Financial burden-sharing has already been a toxic issue during the euro crisis a decade ago and threatened the cohesion of the bloc.
The commission's borrowing would be paid back after 2027, although paying back interest would start before that, during the 2021-27 budget.
The EU executive proposes to use new resources, such as the digital tax, the extension of the emissions trading scheme, carbon border tax for it.
Next steps
Von der Leyen needed to find a balance between winning over sceptical member states like the Netherlands and Austria - which reject any joint debt - while generating help to countries such as Italy, whose public debt could spill out of control threatening the euro.
A key moment was German chancellor Angela Merkel's support for an initiative with French president Emmanuel Macron to back a recovery fund to the tunes of €500bn, and large borrowing by the commission.
The budget and the recovery package still faces tough political hurdles as they need to win the approval of the 27 governments.
Von der Leyen appealed to EU countries on Wednesday that have so far been reluctant to sign off on recovery plans party financed by joint borrowing and grants.

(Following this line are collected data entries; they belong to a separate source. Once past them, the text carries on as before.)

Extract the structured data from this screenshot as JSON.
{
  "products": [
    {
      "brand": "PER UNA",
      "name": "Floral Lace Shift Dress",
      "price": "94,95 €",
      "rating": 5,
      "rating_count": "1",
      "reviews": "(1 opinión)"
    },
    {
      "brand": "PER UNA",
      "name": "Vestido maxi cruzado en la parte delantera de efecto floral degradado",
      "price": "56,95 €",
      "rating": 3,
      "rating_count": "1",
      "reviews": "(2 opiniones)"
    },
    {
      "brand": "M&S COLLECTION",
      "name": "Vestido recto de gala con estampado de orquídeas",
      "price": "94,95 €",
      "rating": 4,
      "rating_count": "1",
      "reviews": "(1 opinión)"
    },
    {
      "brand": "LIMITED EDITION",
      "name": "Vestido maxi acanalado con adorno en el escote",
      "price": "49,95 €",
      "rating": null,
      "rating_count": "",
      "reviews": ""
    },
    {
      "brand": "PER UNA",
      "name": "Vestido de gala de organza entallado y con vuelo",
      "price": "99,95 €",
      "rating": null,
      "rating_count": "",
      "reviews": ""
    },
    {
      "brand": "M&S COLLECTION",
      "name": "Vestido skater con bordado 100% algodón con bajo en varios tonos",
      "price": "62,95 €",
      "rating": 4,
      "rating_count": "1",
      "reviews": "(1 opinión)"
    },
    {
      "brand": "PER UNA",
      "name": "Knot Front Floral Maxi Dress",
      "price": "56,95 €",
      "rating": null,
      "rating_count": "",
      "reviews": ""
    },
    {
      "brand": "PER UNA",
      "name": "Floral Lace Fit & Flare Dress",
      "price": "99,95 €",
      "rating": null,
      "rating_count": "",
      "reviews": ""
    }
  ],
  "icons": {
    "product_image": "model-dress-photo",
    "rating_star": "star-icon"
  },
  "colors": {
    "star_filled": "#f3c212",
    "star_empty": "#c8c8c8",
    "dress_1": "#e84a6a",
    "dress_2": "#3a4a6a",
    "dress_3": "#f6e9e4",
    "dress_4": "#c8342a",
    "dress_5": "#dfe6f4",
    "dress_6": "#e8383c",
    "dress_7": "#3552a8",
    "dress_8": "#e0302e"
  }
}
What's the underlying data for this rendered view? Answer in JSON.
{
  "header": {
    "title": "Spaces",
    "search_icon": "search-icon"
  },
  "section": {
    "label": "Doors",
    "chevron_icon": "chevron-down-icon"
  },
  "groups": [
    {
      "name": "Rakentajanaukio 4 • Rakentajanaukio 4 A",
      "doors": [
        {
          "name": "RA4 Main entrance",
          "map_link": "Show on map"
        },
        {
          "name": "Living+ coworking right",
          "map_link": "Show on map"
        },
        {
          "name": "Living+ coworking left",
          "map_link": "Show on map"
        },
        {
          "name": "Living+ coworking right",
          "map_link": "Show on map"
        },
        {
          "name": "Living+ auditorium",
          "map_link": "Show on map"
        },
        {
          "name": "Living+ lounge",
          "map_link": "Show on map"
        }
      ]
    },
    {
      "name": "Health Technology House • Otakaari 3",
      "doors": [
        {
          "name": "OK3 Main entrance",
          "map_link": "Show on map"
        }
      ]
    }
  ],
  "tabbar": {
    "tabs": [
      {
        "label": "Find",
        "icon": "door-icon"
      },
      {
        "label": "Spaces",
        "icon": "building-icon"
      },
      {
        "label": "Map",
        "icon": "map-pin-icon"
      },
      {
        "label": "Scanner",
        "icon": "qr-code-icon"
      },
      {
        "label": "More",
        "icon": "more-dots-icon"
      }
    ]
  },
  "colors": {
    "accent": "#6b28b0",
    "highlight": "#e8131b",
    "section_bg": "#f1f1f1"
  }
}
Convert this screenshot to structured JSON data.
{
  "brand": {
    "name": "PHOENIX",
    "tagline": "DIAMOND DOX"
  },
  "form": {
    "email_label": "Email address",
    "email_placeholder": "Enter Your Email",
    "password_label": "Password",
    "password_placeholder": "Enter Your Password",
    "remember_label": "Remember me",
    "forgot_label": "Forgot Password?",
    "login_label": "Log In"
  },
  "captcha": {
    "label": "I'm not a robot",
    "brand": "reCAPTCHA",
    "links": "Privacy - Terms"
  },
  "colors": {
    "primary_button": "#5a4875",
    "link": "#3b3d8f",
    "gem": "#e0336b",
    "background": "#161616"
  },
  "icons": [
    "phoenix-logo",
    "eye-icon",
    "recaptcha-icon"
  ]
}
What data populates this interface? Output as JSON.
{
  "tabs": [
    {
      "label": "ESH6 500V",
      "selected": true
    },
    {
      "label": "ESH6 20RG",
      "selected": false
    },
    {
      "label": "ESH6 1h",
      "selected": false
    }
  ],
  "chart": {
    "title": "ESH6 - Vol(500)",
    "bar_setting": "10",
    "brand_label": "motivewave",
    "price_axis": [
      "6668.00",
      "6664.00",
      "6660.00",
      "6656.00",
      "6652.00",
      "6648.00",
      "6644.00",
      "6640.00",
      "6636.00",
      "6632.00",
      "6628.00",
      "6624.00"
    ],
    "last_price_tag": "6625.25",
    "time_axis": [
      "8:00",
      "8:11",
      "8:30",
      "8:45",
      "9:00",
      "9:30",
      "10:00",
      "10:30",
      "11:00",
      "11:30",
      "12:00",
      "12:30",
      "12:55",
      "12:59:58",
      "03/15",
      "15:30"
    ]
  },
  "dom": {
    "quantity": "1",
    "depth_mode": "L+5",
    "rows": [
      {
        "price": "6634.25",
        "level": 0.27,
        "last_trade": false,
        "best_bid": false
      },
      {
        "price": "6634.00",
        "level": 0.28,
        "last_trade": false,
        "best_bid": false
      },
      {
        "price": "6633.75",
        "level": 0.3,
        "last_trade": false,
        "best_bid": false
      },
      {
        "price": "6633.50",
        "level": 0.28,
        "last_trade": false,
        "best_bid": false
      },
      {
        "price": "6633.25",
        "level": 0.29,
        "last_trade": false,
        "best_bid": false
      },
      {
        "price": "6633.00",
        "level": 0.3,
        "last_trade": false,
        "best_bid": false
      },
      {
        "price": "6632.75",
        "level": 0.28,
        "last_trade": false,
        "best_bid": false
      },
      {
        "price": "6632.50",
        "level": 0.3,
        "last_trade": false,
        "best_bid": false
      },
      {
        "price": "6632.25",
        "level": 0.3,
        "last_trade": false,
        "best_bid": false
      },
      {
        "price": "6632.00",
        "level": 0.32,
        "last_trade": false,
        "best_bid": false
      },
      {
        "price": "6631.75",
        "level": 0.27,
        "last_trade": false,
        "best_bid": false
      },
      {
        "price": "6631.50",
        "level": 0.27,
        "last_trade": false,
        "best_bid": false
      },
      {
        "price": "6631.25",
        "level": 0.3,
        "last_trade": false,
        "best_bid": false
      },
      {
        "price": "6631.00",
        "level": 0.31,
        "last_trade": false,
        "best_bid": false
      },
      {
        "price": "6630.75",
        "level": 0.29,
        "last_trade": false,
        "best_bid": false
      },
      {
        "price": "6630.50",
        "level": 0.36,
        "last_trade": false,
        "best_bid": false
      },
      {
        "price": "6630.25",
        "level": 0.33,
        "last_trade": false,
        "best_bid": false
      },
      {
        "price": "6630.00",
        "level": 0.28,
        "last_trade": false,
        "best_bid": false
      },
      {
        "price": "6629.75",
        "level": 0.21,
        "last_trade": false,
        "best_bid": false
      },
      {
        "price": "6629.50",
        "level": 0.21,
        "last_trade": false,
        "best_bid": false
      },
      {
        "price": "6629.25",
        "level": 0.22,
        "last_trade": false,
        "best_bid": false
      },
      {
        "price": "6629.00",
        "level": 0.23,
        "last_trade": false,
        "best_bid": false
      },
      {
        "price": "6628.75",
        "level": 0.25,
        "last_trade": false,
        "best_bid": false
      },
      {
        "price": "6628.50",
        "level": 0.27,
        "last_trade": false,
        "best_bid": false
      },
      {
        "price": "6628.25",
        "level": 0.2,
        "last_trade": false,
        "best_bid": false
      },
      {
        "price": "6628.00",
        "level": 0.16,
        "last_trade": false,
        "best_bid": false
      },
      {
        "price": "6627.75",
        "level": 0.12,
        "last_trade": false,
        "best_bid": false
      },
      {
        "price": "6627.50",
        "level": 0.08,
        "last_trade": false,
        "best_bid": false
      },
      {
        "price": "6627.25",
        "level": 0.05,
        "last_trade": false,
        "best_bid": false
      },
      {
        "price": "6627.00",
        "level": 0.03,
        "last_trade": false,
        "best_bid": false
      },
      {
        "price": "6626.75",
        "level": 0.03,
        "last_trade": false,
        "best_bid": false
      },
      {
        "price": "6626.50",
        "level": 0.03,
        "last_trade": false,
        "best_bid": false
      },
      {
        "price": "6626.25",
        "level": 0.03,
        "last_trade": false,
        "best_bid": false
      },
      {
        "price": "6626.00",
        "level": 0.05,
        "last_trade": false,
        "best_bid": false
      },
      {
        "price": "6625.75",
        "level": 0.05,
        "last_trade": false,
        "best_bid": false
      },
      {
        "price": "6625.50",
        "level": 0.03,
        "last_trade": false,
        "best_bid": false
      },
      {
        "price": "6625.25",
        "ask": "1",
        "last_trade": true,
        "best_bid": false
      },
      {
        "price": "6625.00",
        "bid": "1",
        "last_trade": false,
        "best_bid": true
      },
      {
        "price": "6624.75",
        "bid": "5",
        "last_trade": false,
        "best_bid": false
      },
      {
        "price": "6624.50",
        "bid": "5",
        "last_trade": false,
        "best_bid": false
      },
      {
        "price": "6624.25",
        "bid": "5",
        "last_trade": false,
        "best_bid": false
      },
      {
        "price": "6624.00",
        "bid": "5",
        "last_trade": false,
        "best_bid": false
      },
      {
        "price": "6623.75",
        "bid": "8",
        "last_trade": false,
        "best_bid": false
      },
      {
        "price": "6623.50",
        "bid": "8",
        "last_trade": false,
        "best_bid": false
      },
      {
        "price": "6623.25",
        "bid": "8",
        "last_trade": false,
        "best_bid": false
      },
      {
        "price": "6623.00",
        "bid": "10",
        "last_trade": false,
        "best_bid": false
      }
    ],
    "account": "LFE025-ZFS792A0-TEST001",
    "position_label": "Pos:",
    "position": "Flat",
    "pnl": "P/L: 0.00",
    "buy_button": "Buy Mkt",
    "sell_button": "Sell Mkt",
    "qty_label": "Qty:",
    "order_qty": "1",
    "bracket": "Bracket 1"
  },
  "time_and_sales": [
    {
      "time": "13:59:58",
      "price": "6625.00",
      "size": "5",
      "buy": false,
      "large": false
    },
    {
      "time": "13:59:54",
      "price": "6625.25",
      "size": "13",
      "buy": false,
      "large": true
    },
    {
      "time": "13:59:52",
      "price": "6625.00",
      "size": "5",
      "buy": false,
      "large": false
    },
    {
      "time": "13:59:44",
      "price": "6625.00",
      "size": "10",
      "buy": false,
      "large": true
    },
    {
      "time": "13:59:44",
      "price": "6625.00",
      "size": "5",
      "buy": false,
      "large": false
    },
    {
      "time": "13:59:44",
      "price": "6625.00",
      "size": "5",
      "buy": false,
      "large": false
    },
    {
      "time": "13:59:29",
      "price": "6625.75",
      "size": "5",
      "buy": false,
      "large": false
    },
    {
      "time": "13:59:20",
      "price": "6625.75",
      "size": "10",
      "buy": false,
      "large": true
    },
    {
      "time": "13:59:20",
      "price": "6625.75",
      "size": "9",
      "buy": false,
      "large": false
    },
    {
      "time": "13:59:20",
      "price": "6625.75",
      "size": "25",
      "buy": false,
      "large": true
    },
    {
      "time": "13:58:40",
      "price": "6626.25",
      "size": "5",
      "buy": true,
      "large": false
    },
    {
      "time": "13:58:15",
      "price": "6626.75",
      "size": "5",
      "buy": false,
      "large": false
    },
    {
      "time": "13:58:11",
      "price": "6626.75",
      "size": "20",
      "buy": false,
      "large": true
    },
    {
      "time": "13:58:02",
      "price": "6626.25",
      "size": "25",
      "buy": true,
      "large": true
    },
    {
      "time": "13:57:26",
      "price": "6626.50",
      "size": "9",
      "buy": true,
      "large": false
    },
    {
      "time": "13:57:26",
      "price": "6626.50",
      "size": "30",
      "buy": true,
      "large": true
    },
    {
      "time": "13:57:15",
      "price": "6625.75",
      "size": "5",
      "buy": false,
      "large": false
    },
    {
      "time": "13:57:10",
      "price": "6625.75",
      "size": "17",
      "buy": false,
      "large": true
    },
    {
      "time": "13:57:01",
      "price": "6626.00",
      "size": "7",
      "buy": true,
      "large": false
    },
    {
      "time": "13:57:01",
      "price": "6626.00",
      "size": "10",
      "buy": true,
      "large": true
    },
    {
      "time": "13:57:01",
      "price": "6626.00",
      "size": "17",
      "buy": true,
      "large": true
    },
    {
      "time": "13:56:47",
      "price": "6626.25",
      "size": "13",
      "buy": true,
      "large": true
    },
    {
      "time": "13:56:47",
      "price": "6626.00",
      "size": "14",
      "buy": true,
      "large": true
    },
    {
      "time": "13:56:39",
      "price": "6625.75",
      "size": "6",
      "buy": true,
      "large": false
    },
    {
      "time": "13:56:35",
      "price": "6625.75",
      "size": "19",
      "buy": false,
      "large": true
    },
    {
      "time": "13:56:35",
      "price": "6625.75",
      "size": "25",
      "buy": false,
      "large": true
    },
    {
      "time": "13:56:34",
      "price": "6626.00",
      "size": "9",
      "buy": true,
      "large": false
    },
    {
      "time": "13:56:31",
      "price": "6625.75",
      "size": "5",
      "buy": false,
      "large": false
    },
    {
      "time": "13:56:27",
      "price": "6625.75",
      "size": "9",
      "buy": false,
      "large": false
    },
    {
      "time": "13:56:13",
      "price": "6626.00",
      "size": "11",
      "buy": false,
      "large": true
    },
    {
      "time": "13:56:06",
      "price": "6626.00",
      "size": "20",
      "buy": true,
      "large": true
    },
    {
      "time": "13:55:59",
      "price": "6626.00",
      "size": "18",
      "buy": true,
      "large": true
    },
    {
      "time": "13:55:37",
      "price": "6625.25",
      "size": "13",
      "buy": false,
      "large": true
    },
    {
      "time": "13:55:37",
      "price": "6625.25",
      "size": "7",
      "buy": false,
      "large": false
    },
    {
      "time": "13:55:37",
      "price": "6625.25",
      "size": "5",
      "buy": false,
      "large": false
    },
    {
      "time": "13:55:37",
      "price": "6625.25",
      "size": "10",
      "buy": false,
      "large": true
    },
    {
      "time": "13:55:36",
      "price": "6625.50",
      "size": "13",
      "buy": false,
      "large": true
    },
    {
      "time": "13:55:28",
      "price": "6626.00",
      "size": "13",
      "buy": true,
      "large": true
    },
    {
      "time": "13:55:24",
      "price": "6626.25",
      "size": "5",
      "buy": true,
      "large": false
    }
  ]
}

"We either go all alone, and accept a union of 'haves and have-nots', or we will walk that road together," she said.
"No member state should have to choose between responding to the crisis or investing in our people," the German commission president added.
"The positions are far apart and this is a unanimity file, so negotiations will take time. It's difficult to imagine this proposal will be the end state of those negotiations," a Dutch diplomat warned on the proposal.
Dutch prime minster Mark Rutte on Wednesday said he talked to Italian PM Giuseppe Conte about Italian reform plans. "For a strong EU we need strong member states," he tweeted.
Conte said the proposal "goes to the right direction", and said the €750bn is the right amount for the recovery.
"Now let's speed up the negotiation and free up the resources soon," he added.
Italy was initially the epicentre of the pandemic, where the government initially felt abandoned by the EU, fuelling eurscepticism.
For others, the commission's proposal is viewed as moving towards to southern and eastern member states, and avoiding difficult decisions.
"As a result, the leaders will have been set back significantly in their efforts to reach an acceptable compromise fast," an EU diplomat said.
However, it seems that Green coalition partners in governments in Austria and Finland could nudge governments there towards accepting the commission's proposal.
EU leaders are expected to discuss the proposal on 19 June, with no decision yet on whether leaders should meet personally for the traditional horse-trading.
"Everything should be done to reach an agreement before the summer break. […] They need targeted relief without delay," Michel, who will chair the meeting, said on Wednesday.